Komite Pendayagunaan Pertanian (KPP)

PUBLIK tersentak kala Rektor IPB University Arief Satria membeberkan posisi Indonesia dalam sejumlah indeks global terkait pangan. Dalam Food Sustainability Index (FSI) 2018, posisi Indonesia (60 dari 67 negara) kalah jauh dari Ethiopia (27) dan Zimbabwe (30), dua negara yang puluhan tahun lalu identik dengan kelaparan. Posisi puncak FSI diduduki oleh Prancis. Sontak, publik terheran-heran. Publik kemudian mempertanyakan apa saja yang dilakukan pemerintah, terutama Kementerian Pertanian, selama ini sehingga kondisi pangan Indonesia tersalip oleh dua negara terbelakang itu?

Pertanyaannya, benarkah kinerja pembangunan pangan Indonesia kalah jauh dari Ethiopia dan Zimbabwe? Untuk menjawab ini, mesti dielaborasi terlebih dahulu apa itu indeks pangan. Indeks sebenarnya hanya salah satu alat untuk mengukur sesuatu, salah satunya mengukur kinerja pembangunan pangan. Di level global, ada banyak indeks terkait pangan. Selain FSI, ada Global Food Security Index (GFSI), Global Hunger Index (GHI), Rice Bowl Index (RBI), Index Mundi, dan yang lain. Kegunaannya tentu berbeda.



FSI dikembangkan BCFN Foundation dan Economist Intelligence Unit sejak 2016 untuk mempromosikan pengetahuan tentang keberlanjutan pangan. Indeks ini gabungan data kualitatif dan kuantitatif tiga pilar (tantangan nutrisi, pertanian berkelanjutan, dan limbah makanan) berdasarkan 37 indikator dan 89 sub-indikator. Indeks membandingkan 67 negara di seluruh dunia untuk menyoroti praktik terbaik lewat tiga pilar dikaitkan dengan Tujuan Pembangunan Berkelanjutan (Sustainable Development Goals/SDG’s).

FSI membagi tiga klaster negara: kaya, menengah, dan miskin. Ethiopia dan Zimbabwe masuk negara miskin, sedangkan Indonesia di klaster negara menengah. Dari tiga pilar, posisi Indonesia berada di bawah rata-rata. Sebaliknya, Ethiopia dan Zimbabwe superior di pilar limbah pangan. Zimbabwe juga baik pada pilar pertanian berkelanjutan. Ditilik dari perspektif jangka panjang, Zimbabwe dan Ethiopia lebih baik dari Indonesia. Pekerjaan rumah Indonesia bukan saja sebagai negara penyumbang limbah pangan kedua terbesar (300 kg per orang/tahun) setelah Arab Saudi, tapi juga tiga beban gizi (stunting, gizi buruk, dan balita kurus), dan keterbatasan dan kerentanan sumber daya alam.

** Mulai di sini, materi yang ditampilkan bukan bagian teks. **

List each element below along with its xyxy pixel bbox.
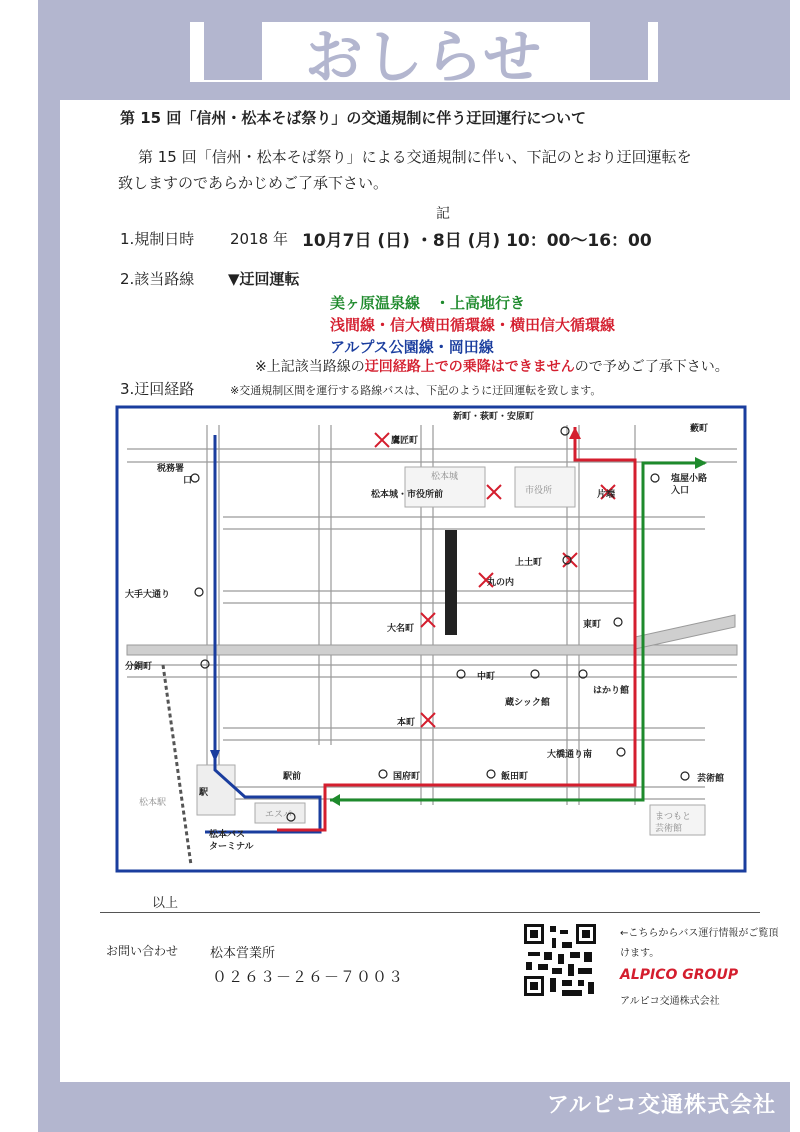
stop-omyo: 大名町 bbox=[387, 624, 415, 634]
closed-road bbox=[445, 530, 457, 635]
detour-heading: ▼迂回運転 bbox=[228, 270, 300, 288]
stop-kura: 蔵シック館 bbox=[505, 698, 550, 708]
stop-shioya: 塩屋小路 bbox=[671, 474, 708, 484]
alpico-logo bbox=[620, 967, 738, 983]
detour-map bbox=[115, 405, 747, 873]
stop-ohashi: 大橋通り南 bbox=[547, 750, 593, 760]
route-red: 浅間線・信大横田循環線・横田信大循環線 bbox=[330, 316, 616, 334]
stop-nakamachi: 中町 bbox=[477, 672, 496, 682]
item3-label: 3.迂回経路 bbox=[120, 380, 195, 398]
footer-divider bbox=[100, 912, 760, 913]
qr-caption-2: けます。 bbox=[620, 948, 660, 959]
stop-zeimusho-mark: 口 bbox=[183, 476, 193, 486]
note-warning: 迂回経路上での乗降はできません bbox=[364, 359, 575, 375]
notice-headline: 第 15 回「信州・松本そば祭り」の交通規制に伴う迂回運行について bbox=[120, 109, 587, 127]
ijou-label: 以上 bbox=[152, 896, 179, 911]
stop-marunouchi: 丸の内 bbox=[487, 578, 515, 588]
qr-code-icon[interactable] bbox=[522, 922, 598, 998]
item1-label: 1.規制日時 bbox=[120, 230, 195, 248]
stop-ekimae: 駅前 bbox=[283, 772, 302, 782]
label-eki: 駅 bbox=[199, 788, 209, 798]
item2-label: 2.該当路線 bbox=[120, 270, 195, 288]
stop-kurumi: 藪町 bbox=[690, 424, 709, 434]
stop-honmachi: 本町 bbox=[397, 718, 416, 728]
route-blue: アルプス公園線・岡田線 bbox=[330, 338, 494, 356]
stop-iida: 飯田町 bbox=[501, 772, 529, 782]
bottom-company-brand: アルピコ交通株式会社 bbox=[546, 1093, 776, 1118]
stop-ote: 大手大通り bbox=[125, 590, 171, 600]
contact-label: お問い合わせ bbox=[106, 944, 179, 958]
label-matsumotojo: 松本城 bbox=[431, 472, 459, 482]
item1-year: 2018 年 bbox=[230, 230, 288, 248]
stop-kokufu: 国府町 bbox=[393, 772, 421, 782]
page-title: おしらせ bbox=[304, 23, 544, 91]
item1-date: 10月7日 (日) ・8日 (月) 10：00〜16：00 bbox=[302, 231, 652, 251]
route-green: 美ヶ原温泉線 ・上高地行き bbox=[330, 294, 526, 312]
stop-uetsuchi: 上土町 bbox=[515, 558, 543, 568]
stop-takajo: 鷹匠町 bbox=[391, 436, 419, 446]
note-pre: ※上記該当路線の bbox=[255, 359, 365, 375]
qr-caption-1: ←こちらからバス運行情報がご覧頂 bbox=[620, 928, 779, 939]
label-art-1: まつもと bbox=[655, 812, 692, 822]
label-espa: エスパ bbox=[265, 810, 293, 820]
route-note bbox=[255, 356, 729, 376]
intro-line-1: 第 15 回「信州・松本そば祭り」による交通規制に伴い、下記のとおり迂回運転を bbox=[138, 148, 692, 166]
label-art-2: 芸術館 bbox=[655, 824, 683, 834]
stop-bus-terminal-2: ターミナル bbox=[209, 842, 254, 852]
stop-bunka: 分銅町 bbox=[125, 662, 153, 672]
office-name: 松本営業所 bbox=[210, 946, 276, 961]
label-shiyakusho: 市役所 bbox=[525, 486, 553, 496]
stop-shioya-2: 入口 bbox=[671, 486, 690, 496]
stop-hakari: はかり館 bbox=[593, 686, 630, 696]
stop-jo-shiyakusho: 松本城・市役所前 bbox=[371, 490, 444, 500]
stop-shinmachi: 新町・萩町・安原町 bbox=[453, 412, 535, 422]
company-name: アルピコ交通株式会社 bbox=[620, 996, 720, 1007]
alpico-logo-text: ALPICO GROUP bbox=[620, 967, 739, 983]
ki-label: 記 bbox=[436, 206, 450, 222]
stop-geijutsu: 芸術館 bbox=[697, 774, 725, 784]
intro-line-2: 致しますのであらかじめご了承下さい。 bbox=[118, 174, 389, 192]
stop-katahata: 片端 bbox=[597, 490, 616, 500]
stop-zeimusho: 税務署 bbox=[157, 464, 185, 474]
phone-number: ０２６３－２６－７００３ bbox=[212, 968, 405, 986]
note-post: ので予めご了承下さい。 bbox=[574, 359, 729, 375]
stop-higashi: 東町 bbox=[583, 620, 602, 630]
item3-note: ※交通規制区間を運行する路線バスは、下記のように迂回運転を致します。 bbox=[230, 384, 602, 397]
label-station: 松本駅 bbox=[139, 798, 167, 808]
stop-bus-terminal-1: 松本バス bbox=[209, 830, 246, 840]
title-container bbox=[190, 14, 658, 90]
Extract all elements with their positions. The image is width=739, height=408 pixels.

Untuk kepentingan jangka pendek, GFSI dan GHI lebih berguna dari FSI. GFSI merupakan ukuran holistik dari sistem pangan nasional, berfokus pada pemeriksaan dan analisis pendorong di balik ketahanan pangan di 113 negara di dunia. Lewat empat pilar (ketersediaan, keterjangkauan, kualitas dan keamanan pangan, dan sumber daya alam dan resiliensi), 26 kategori, dan 59 indikator (kualitatif dan kuantitatif) diukur sejauhmana suatu negara mampu memenuhi kebutuhan kalori dan gizi penduduknya. Diperiksa pula dampak faktor eksternal, seperti infrastruktur pertanian, stabilitas politik dan risiko iklim.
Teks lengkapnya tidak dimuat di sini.